I'm trying to write a URL rewrite regex for my company's site. The URL will always start with category/.+ After that, there can be up to 5 extra tags added on. With my current regex, it always captures the .+ after category, but then adds everything after that to that capture group. Example data

/category\/(.+)(?:\/(?:page|price|shipping|sort|brand)\/(.*))*/
mysite.com/category/15000000
mysite.com/category/15000000/page/2
mysite.com/category/15000000/page/2/price/g10l20
mysite.com/category/60000000/page/2/price//shipping//brand//sort/

The outcome is always

$1 = 15000000
    //desired $1 = 15000000
$1 = 15000000/page/2
    // desired $1 = 15000000 $2 = 2
$1 = 15000000/page/2/price/g10l20
    // desired $1 = 15000000 $2 = 2 $3 = g10l20
$1 = 60000000/page/2/price//shipping//brand//sort/
    // desired $1 = 60000000 $2 = 2 $3 = "" $4 = "" $5 = "" $6 = ""

My understanding is that the zero or more quantifier would enable it to go back, and search again for the "flag" pattern, but this is apparently not the case. Could someone please tell me what I'm doing wrong?


Solution

  • Unfortunately it's not possible to keep an indeterminate number of captures from a regex. When a capture is repeated with + * {n} etc, only the most recently captured group is returned.
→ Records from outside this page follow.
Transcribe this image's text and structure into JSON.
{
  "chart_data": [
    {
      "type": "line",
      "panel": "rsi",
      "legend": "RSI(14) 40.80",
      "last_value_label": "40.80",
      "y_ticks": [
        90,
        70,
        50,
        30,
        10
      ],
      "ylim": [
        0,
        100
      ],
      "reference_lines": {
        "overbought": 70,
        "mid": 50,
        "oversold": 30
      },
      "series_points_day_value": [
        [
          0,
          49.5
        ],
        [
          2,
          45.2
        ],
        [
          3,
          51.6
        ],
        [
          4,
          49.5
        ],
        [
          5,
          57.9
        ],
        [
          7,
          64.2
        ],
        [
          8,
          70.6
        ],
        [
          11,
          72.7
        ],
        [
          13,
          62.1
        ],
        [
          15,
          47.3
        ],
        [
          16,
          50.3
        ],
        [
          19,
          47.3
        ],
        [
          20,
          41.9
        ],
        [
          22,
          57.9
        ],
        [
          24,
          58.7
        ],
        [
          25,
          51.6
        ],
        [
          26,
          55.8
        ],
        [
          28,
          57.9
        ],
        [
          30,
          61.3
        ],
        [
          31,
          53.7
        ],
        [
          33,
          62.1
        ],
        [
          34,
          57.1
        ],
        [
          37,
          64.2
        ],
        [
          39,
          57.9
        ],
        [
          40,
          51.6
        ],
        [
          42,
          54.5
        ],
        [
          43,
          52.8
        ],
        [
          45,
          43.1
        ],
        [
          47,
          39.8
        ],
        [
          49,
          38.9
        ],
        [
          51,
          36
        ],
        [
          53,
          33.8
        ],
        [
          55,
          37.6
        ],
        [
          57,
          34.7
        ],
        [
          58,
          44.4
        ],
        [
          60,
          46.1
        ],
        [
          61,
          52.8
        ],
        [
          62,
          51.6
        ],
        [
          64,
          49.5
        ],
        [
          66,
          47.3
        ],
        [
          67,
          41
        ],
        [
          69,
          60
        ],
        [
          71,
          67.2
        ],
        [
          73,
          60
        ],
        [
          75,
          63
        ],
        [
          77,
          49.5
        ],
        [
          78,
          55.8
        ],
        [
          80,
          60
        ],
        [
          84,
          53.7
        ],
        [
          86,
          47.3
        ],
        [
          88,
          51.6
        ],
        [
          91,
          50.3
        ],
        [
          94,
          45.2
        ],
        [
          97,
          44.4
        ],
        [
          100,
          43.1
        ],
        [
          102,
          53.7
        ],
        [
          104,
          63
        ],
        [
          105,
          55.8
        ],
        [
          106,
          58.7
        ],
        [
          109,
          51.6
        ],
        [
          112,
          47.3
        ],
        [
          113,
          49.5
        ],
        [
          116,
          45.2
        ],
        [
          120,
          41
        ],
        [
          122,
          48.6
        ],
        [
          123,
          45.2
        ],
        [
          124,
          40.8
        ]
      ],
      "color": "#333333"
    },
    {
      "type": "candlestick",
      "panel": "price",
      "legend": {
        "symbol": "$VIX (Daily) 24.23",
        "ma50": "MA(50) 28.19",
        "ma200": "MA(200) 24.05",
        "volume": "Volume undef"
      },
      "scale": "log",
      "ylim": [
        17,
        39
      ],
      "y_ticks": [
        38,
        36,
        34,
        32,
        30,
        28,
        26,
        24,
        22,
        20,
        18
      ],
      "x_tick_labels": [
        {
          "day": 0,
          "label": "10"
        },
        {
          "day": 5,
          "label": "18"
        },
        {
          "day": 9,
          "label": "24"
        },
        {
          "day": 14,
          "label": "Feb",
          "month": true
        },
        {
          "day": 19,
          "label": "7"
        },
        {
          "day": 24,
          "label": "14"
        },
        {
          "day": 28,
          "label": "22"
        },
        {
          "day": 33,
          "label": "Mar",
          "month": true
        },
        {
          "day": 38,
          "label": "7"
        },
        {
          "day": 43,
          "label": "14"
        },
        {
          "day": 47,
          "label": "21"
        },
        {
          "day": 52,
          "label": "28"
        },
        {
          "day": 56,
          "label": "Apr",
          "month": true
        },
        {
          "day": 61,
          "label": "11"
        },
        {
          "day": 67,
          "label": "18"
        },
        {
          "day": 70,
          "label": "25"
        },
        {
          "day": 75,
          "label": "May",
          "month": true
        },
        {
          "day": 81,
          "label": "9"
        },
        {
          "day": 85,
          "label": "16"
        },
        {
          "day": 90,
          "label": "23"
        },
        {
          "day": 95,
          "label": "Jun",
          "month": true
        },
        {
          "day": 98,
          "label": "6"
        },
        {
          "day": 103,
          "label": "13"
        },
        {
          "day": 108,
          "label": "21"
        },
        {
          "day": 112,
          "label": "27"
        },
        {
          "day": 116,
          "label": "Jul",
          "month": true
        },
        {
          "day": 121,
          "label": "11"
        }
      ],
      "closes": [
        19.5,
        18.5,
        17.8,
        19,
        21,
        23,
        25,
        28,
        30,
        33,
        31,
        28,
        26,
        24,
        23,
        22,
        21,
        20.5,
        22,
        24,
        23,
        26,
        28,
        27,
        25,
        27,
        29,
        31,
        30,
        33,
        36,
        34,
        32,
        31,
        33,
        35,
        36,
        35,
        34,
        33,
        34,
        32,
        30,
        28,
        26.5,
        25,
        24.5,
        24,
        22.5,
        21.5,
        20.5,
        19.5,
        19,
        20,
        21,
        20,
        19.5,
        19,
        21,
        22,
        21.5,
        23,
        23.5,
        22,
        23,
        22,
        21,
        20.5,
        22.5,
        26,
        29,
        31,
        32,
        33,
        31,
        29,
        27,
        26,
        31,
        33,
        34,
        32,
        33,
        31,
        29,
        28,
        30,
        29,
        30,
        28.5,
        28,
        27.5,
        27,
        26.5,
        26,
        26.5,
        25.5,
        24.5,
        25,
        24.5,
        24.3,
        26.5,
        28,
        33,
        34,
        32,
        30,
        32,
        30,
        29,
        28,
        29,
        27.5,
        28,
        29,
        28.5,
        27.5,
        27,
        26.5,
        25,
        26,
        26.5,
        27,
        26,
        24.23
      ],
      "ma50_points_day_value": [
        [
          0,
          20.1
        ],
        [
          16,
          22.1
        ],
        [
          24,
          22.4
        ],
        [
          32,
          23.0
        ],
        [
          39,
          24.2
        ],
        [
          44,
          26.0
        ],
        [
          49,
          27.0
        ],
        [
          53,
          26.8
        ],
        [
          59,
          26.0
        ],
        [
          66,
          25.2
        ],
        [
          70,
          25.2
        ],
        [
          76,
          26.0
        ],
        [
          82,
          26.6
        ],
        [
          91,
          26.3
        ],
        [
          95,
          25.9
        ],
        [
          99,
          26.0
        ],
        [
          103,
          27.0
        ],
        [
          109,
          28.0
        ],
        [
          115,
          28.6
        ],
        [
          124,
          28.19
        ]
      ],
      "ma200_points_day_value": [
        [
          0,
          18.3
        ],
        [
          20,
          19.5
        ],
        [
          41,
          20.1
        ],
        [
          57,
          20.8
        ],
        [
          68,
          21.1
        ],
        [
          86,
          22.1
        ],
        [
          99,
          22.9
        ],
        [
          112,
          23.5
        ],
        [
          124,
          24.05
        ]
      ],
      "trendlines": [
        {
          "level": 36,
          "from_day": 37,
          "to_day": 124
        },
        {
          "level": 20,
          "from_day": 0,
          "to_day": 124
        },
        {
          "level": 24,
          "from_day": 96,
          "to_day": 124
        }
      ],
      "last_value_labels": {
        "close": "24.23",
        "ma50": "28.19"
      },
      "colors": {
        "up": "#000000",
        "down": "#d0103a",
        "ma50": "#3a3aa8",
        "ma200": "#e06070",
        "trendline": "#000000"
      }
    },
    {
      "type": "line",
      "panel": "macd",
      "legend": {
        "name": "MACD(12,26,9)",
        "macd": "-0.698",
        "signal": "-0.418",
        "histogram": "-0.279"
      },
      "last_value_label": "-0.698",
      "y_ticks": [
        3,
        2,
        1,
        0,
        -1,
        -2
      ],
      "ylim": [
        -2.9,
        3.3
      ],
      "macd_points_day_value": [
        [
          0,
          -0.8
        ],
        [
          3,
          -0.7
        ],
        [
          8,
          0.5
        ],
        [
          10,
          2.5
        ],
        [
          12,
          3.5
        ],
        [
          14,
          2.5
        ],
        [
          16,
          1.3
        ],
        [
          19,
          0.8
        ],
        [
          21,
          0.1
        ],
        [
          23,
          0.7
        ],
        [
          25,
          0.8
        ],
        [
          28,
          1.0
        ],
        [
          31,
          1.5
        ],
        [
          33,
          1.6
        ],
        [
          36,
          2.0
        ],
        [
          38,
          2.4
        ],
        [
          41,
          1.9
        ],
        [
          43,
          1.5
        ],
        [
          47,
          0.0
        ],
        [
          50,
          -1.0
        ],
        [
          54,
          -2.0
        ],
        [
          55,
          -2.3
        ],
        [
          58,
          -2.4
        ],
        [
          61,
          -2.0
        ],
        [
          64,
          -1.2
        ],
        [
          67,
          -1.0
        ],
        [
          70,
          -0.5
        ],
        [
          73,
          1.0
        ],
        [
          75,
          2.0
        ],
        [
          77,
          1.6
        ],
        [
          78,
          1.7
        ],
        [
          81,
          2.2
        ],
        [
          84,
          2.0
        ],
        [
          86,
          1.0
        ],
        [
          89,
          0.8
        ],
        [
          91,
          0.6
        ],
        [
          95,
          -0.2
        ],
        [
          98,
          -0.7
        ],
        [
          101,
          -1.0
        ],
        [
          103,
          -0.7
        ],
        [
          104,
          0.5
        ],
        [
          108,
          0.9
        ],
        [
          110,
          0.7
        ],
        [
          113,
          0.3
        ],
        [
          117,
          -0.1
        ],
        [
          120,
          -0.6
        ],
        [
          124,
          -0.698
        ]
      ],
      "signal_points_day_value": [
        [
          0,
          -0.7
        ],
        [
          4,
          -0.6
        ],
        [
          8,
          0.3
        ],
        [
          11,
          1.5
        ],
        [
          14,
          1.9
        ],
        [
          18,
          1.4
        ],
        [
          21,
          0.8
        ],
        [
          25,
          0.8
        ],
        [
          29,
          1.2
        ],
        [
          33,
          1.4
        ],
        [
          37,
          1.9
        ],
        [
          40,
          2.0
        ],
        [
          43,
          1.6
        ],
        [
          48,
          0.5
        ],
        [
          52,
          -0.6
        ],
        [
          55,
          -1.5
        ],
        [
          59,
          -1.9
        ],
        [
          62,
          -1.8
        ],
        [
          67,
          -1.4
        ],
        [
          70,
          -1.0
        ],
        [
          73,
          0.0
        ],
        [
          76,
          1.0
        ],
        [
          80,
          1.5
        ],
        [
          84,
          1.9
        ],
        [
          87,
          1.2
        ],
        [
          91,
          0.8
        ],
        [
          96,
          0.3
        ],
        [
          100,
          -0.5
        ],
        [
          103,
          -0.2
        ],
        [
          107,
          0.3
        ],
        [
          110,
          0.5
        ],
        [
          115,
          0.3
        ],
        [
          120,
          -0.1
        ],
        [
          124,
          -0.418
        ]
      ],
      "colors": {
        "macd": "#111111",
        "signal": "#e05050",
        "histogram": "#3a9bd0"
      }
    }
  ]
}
    As you know you'll have a maximum of 5 tags, you could just repeat the relevant block 5 times like so:

    /category\/([^/]*)(?:\/(page|price|shipping|sort|brand)\/([^/]*))?(?:\/(page|price|shipping|sort|brand)\/([^/]*))?(?:\/(page|price|shipping|sort|brand)\/([^/]*))?(?:\/(page|price|shipping|sort|brand)\/([^/]*))?(?:\/(page|price|shipping|sort|brand)\/([^/]*))?/
    

    This is ugly in the extreme, allows a tag to be repeated, and needs the regular expression to be extended if you want to add more tags.

    The neatest solution is probably to capture the category ID in $1 and the rest of the argument string in $2 - you'll need to have the application parse this, where it can be done far more neatly than it can be in regex.

    /category\/([^/]*)(\/.*)?/